Landon llevó a Tessa de vuelta a los Apartamentos Wisteria, y por capricho, ella lo invitó a entrar por una cerveza. Había dejado la celebración temprano por ella; esto era lo menos que podía hacer para compensarlo.
Se sentaron y bebieron, hablaron y rieron. El ambiente era fácil, cómodo y sorprendentemente natural. De la nada, Landon preguntó:
—¿Quieres que me encargue de Victoria?
Mantenía un ojo cercano en cualquier cosa relacionada con Tessa. Por supuesto, sabía sobre el truco que Victoria había hecho con Belleza Lujosa; lo hizo solo para causar problemas. Sin embargo, no había intervenido. Estaba dispuesto a ayudar, pero solo si Tessa lo quería.
—Está bien. Puedo manejarlo —respondió Tessa.
La expresión de Landon se oscureció.
—¿Qué pasa? —preguntó Tessa, confundida. Acababa de estar de muy buen humor, ¿por qué el cambio repentino?
—Nada.
Quería que Tessa supiera que podía apoyarse en él, sin importar qué. Pero ella siempre se hacía cargo de todo sola, nunca pensando siquiera en pedir ayuda. Y eso lo hacía sentirse impotente y apartado.
—Señor Thorne, puedo cuidarme sola —dijo Tessa sinceramente. Genuinamente creía que podía encargarse de ello por su cuenta.
—Sí —Landon no discutió.
La cuestión no era sobre capacidades. Su única intención era ayudar, nada más.
—Está bien, deberías descansar. Mañana tienes clases.
Con sus estudios y los asuntos de Corporación Sinclair, ya tenía bastante con lo que lidiar.

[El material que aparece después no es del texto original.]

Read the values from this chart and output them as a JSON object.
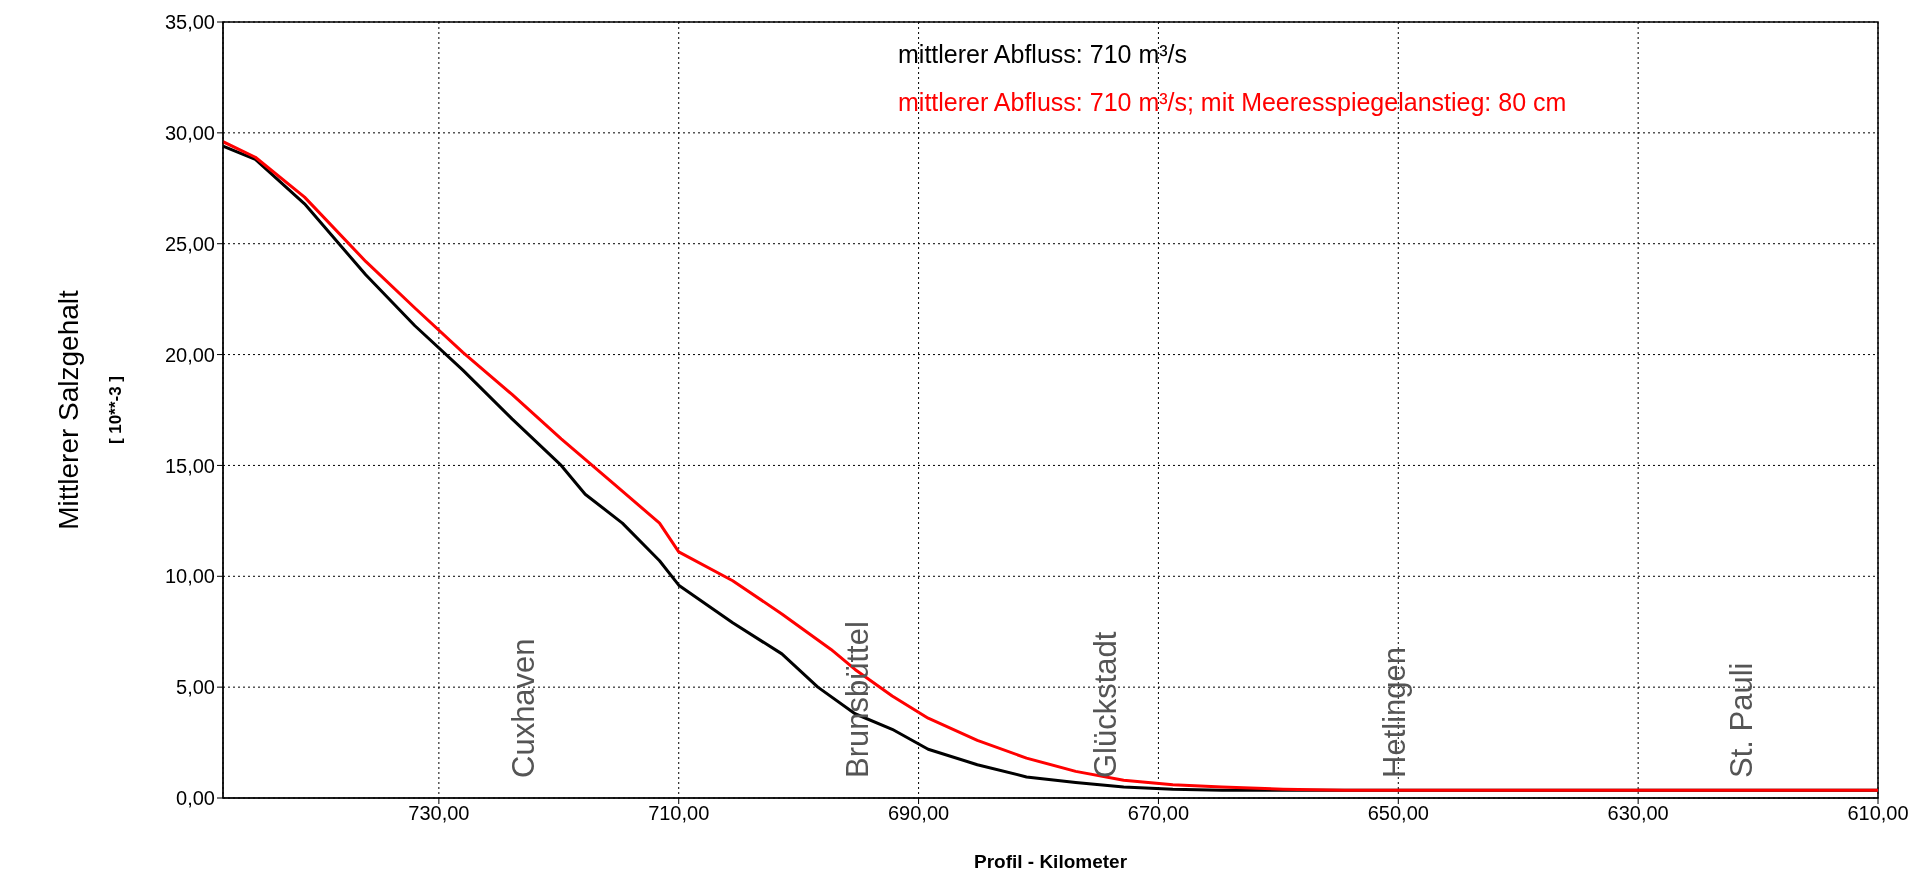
{
  "chart_data": {
    "type": "line",
    "xlabel": "Profil - Kilometer",
    "ylabel": "Mittlerer Salzgehalt\n[ 10**-3 ]",
    "xlim": [
      748,
      610
    ],
    "xticks": [
      {
        "value": 730,
        "label": "730,00"
      },
      {
        "value": 710,
        "label": "710,00"
      },
      {
        "value": 690,
        "label": "690,00"
      },
      {
        "value": 670,
        "label": "670,00"
      },
      {
        "value": 650,
        "label": "650,00"
      },
      {
        "value": 630,
        "label": "630,00"
      },
      {
        "value": 610,
        "label": "610,00"
      }
    ],
    "ylim": [
      0,
      35
    ],
    "yticks": [
      {
        "value": 0,
        "label": "0,00"
      },
      {
        "value": 5,
        "label": "5,00"
      },
      {
        "value": 10,
        "label": "10,00"
      },
      {
        "value": 15,
        "label": "15,00"
      },
      {
        "value": 20,
        "label": "20,00"
      },
      {
        "value": 25,
        "label": "25,00"
      },
      {
        "value": 30,
        "label": "30,00"
      },
      {
        "value": 35,
        "label": "35,00"
      }
    ],
    "grid": true,
    "legend": "top",
    "marker": "none",
    "line_style": "solid",
    "annotations": [
      "Cuxhaven",
      "Brunsbüttel",
      "Glückstadt",
      "Hetlingen",
      "St. Pauli"
    ],
    "series": [
      {
        "name": "mittlerer Abfluss: 710 m³/s",
        "color": "#000000",
        "x": [
          748,
          745.3,
          741.2,
          736.1,
          732,
          728,
          723.9,
          719.8,
          717.8,
          714.7,
          711.6,
          710,
          705.5,
          701.4,
          698.4,
          695.3,
          692.2,
          689.2,
          685.1,
          681,
          676.9,
          672.9,
          668.8,
          664.7,
          654.5,
          610
        ],
        "values": [
          29.4,
          28.8,
          26.8,
          23.6,
          21.3,
          19.3,
          17.1,
          15,
          13.7,
          12.4,
          10.7,
          9.6,
          7.9,
          6.5,
          5,
          3.8,
          3.1,
          2.2,
          1.5,
          0.95,
          0.7,
          0.5,
          0.4,
          0.35,
          0.35,
          0.35
        ]
      },
      {
        "name": "mittlerer Abfluss: 710 m³/s; mit Meeresspiegelanstieg: 80 cm",
        "color": "#ff0000",
        "x": [
          748,
          745.3,
          741.2,
          736.1,
          732,
          728,
          723.9,
          719.8,
          715.7,
          711.6,
          710,
          705.5,
          701.4,
          697.3,
          695.3,
          692.2,
          689.2,
          685.1,
          681,
          676.9,
          672.9,
          668.8,
          664.7,
          659.6,
          654.5,
          610
        ],
        "values": [
          29.6,
          28.9,
          27.1,
          24.2,
          22.1,
          20.1,
          18.2,
          16.2,
          14.3,
          12.4,
          11.1,
          9.8,
          8.3,
          6.7,
          5.8,
          4.6,
          3.6,
          2.6,
          1.8,
          1.2,
          0.8,
          0.6,
          0.5,
          0.4,
          0.35,
          0.35
        ]
      }
    ]
  }
}
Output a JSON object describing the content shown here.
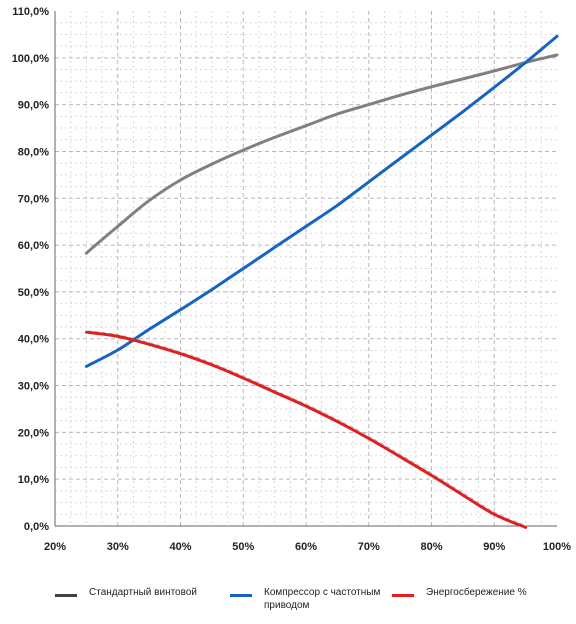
{
  "chart_data": {
    "type": "line",
    "x_ticks": [
      "20%",
      "30%",
      "40%",
      "50%",
      "60%",
      "70%",
      "80%",
      "90%",
      "100%"
    ],
    "y_ticks": [
      "0,0%",
      "10,0%",
      "20,0%",
      "30,0%",
      "40,0%",
      "50,0%",
      "60,0%",
      "70,0%",
      "80,0%",
      "90,0%",
      "100,0%",
      "110,0%"
    ],
    "xlim": [
      20,
      100
    ],
    "ylim": [
      0,
      110
    ],
    "grid": true,
    "legend_position": "bottom",
    "series": [
      {
        "name": "Стандартный винтовой",
        "color": "#808080",
        "x": [
          25,
          30,
          35,
          40,
          45,
          50,
          55,
          60,
          65,
          70,
          75,
          80,
          85,
          90,
          95,
          100
        ],
        "values": [
          58.3,
          64.0,
          69.5,
          73.9,
          77.3,
          80.3,
          83.0,
          85.5,
          88.0,
          90.0,
          92.0,
          93.8,
          95.5,
          97.2,
          99.0,
          100.6
        ]
      },
      {
        "name": "Компрессор с частотным приводом",
        "color": "#1565c0",
        "x": [
          25,
          30,
          35,
          40,
          45,
          50,
          55,
          60,
          65,
          70,
          75,
          80,
          85,
          90,
          95,
          100
        ],
        "values": [
          34.1,
          37.6,
          42.0,
          46.2,
          50.5,
          55.0,
          59.5,
          64.0,
          68.5,
          73.5,
          78.5,
          83.5,
          88.5,
          93.7,
          99.0,
          104.6
        ]
      },
      {
        "name": "Энергосбережение %",
        "color": "#e02020",
        "x": [
          25,
          30,
          35,
          40,
          45,
          50,
          55,
          60,
          65,
          70,
          75,
          80,
          85,
          90,
          95
        ],
        "values": [
          41.4,
          40.5,
          38.8,
          36.8,
          34.4,
          31.6,
          28.6,
          25.6,
          22.3,
          18.7,
          14.8,
          10.8,
          6.6,
          2.5,
          -0.3
        ]
      }
    ]
  }
}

—De acuerdo —Tessa respondió con indiferencia. Se dirigió a su cuarto mientras Landon permaneció en la sala unos minutos antes de marcharse en silencio.
...
La mañana siguiente, a las 7:10 AM, Tessa se vistió con su uniforme escolar, tomó su mochila y partió hacia clases. Pero apenas atravesó las puertas del complejo, Ethan ya la aguardaba.
—Señorita Sinclair, realmente necesito su asistencia —dijo Ethan, evidentemente incómodo.